Companies and organisations in the UK are developing a growing appetite for renewables PPA structures, but still face obstacles including the perception of renewable projects and unprepared procurement teams.
The Solar Finance and Investment Europe conference heard earlier this month from a panel of experts in the field of power purchase agreements discussing the market’s potential and both the key drivers and barriers to deployment.
Speaking on the panel Steven Goodwood, environment health and safety manager at insulation manufacturer Xtratherm, described corporate PPA structures as a “win win” solution given their potential benefits for both a company’s bottom line and green credentials.
“As a big company we have targets as to what we’re supposed to be doing, so we need to make sure we’re spending the money we do spend wisely.
“With regards to energy expenditure we’re always looking at ways we can do that. We also have the environmental side, and our customers demand we have very good green credentials,” he said.

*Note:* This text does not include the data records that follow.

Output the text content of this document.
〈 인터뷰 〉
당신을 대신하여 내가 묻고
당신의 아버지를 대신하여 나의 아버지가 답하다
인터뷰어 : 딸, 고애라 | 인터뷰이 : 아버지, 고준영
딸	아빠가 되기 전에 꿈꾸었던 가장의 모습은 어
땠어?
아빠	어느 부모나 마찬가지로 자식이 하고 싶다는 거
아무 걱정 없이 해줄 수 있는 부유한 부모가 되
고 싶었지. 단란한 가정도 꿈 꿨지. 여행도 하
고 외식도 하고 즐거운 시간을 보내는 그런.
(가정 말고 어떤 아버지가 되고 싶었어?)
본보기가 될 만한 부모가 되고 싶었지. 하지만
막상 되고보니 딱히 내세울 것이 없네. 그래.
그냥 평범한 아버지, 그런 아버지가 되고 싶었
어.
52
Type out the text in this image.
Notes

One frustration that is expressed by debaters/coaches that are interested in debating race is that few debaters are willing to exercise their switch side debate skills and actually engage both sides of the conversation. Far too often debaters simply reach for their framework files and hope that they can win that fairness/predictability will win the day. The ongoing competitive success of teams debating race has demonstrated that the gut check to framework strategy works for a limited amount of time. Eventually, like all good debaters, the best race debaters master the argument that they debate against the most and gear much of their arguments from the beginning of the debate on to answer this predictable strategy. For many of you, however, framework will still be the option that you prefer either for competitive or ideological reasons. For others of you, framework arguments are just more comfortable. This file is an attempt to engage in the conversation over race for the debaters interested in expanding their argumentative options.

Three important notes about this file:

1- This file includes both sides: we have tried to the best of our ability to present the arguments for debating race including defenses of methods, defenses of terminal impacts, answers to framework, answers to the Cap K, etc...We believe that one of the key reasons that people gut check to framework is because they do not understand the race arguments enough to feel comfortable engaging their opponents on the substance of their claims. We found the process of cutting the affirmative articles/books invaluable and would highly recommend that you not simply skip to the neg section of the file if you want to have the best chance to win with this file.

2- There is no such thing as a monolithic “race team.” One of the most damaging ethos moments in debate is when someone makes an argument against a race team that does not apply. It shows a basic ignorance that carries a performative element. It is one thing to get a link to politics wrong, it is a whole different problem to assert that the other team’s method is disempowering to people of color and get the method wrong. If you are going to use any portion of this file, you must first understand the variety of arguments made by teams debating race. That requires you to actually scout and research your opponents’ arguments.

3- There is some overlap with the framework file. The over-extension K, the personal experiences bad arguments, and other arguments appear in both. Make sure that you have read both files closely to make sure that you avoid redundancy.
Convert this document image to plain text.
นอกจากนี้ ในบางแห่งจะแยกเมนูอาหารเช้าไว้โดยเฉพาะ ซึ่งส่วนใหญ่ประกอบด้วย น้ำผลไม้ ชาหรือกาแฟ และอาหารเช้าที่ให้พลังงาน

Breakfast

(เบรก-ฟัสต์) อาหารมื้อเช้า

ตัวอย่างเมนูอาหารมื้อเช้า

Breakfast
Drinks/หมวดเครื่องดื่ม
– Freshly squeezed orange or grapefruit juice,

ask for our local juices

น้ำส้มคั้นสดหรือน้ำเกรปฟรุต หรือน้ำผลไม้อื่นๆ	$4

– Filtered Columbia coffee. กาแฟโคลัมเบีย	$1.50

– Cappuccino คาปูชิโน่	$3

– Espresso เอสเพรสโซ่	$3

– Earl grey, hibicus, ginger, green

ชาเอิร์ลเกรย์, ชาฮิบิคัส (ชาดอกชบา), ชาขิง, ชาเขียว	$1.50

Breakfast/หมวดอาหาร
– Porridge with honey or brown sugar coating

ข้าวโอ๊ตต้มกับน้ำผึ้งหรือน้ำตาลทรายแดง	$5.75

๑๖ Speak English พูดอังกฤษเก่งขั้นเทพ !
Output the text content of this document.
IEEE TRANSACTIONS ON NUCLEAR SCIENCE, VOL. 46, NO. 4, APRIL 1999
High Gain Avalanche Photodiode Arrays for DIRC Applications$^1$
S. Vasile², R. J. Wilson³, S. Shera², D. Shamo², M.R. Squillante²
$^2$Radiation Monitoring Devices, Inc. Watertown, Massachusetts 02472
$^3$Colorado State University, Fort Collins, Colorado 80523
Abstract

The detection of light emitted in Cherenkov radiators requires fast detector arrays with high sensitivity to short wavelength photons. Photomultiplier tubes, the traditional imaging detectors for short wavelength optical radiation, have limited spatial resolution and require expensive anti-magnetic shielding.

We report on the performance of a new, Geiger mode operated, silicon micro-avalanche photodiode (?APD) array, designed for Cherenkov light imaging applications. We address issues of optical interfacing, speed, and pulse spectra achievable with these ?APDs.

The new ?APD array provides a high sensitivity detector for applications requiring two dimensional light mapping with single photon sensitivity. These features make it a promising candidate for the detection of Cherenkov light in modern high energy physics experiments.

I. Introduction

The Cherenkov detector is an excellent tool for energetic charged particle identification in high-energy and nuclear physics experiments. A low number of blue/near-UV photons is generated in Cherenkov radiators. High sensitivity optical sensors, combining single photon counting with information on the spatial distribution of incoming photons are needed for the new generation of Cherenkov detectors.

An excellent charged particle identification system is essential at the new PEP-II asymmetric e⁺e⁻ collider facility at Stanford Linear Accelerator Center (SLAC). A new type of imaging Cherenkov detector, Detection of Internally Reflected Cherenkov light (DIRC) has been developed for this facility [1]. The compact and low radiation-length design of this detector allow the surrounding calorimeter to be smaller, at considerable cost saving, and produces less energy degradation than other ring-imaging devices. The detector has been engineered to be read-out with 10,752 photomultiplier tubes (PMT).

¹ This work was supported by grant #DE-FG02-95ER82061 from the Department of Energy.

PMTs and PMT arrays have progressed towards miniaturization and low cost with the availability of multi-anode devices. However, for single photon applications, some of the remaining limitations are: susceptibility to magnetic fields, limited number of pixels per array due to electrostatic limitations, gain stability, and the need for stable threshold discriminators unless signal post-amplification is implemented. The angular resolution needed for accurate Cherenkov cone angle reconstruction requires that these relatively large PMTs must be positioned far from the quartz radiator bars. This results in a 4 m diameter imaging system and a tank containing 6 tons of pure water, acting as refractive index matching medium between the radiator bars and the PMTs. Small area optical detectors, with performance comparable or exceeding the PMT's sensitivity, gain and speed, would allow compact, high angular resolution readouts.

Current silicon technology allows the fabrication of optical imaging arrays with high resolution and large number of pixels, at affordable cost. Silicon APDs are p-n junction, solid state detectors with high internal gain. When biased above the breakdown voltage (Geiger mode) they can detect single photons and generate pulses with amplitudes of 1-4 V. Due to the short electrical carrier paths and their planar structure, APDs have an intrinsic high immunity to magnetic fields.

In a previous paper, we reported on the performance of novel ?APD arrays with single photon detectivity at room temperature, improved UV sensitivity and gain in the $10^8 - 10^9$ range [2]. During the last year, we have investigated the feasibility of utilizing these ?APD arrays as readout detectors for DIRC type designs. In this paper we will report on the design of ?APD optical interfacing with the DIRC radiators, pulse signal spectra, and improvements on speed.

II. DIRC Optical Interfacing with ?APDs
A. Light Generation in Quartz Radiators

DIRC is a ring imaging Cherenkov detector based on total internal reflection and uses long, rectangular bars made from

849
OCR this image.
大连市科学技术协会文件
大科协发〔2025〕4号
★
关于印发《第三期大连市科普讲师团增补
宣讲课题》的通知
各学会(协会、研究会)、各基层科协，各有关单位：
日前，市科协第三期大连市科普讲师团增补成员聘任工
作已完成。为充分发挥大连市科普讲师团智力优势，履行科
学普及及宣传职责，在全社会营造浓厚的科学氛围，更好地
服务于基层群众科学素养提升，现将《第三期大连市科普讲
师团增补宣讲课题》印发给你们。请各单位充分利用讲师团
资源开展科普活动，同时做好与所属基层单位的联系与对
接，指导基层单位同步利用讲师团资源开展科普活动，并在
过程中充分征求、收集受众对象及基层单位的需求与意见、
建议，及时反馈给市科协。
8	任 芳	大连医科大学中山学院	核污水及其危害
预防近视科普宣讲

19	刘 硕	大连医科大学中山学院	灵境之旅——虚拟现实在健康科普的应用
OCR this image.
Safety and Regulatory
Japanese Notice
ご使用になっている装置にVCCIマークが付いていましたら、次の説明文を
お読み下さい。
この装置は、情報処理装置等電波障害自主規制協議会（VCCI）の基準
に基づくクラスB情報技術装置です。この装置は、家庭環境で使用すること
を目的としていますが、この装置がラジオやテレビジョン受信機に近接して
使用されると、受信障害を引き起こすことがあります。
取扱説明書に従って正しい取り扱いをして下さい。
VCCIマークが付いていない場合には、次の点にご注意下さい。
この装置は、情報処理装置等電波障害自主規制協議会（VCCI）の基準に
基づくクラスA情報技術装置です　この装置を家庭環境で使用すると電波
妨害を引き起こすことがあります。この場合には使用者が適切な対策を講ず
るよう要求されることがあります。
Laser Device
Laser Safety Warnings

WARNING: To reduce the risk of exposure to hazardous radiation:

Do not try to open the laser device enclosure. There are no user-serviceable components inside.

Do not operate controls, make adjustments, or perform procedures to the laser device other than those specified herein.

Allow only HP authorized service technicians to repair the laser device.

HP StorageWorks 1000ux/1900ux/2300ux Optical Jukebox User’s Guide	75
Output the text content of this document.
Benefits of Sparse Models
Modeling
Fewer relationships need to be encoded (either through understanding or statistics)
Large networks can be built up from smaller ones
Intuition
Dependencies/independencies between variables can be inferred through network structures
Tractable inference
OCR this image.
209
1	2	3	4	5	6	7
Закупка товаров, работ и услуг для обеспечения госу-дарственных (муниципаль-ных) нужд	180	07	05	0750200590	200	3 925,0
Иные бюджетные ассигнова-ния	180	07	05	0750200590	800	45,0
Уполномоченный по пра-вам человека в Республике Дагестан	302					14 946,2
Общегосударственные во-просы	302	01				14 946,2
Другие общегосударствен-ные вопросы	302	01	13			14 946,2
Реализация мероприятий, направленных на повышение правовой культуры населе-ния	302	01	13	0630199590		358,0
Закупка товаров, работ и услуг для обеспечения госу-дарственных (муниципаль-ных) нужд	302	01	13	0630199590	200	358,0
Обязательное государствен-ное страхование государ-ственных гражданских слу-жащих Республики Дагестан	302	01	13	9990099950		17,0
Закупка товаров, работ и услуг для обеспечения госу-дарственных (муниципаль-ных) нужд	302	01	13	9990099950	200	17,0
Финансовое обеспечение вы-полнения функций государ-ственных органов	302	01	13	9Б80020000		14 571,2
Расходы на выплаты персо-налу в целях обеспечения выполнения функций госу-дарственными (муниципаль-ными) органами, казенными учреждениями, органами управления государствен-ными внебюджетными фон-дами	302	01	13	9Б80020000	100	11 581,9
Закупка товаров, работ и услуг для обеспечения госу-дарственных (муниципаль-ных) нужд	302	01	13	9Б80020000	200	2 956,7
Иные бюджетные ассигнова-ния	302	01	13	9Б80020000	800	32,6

Vikas Ahuja, energy manager at Imperial College NHS Trust, revealed that the trust had invested more than £8.5 million over the last five years – provided by Salix Finance – to roll-out energy efficiency and renewable technologies in a bid to reduce its energy and fuel costs which exceed £12.5 million.
Having already “done as much as we could” in energy efficiency, Ahuja said PPAs would be a more important approach for the trust in the next few years as it looked to make its energy supply greener.
Ahuja also revealed his trust would be concentrating mainly on off-site PPAs after concluding that there were not many suitable rooftops for solar or wind deployment on its estate, which is mainly based in London.
Elizabeth Reid, partner at law firm Bird & Bird, said there were a wide variety of reasons why PPAs had become more prominent. “It’s a mixture. I think a lot of the corporates certainly in the last three to five years have really started taking renewable energy targets very seriously along with just seeing the benefits of fixing their energy price.
“Energy prices go direct to their bottom line so there’s a real economic driver for these corporates that, I think when we first started talking to these more than five years ago, not many were interested in,” she said.
However Reid also added that there had been some barriers when it came to identifying the right teams within companies or other corporate structures to discuss or negotiate such structures with, noting that there was rarely a dedicated energy team and the task was commonly left in the hands of broader procurement teams with other priorities.
Søren Kjær Petersen, managing director at Centrica division NEAS Energy, added his belief that renewables deployment is still regarded as a bigger and more complex project than it actually is, preventing smaller companies from getting on board.
“I think the big blue chip companies – for instance Google – having wind parks in the Nordics and consuming the power elsewhere in Europe… you need a certain size to enter into projects like that and we haven’t got to a point yet where we can start breaking that down to smaller companies,” he added.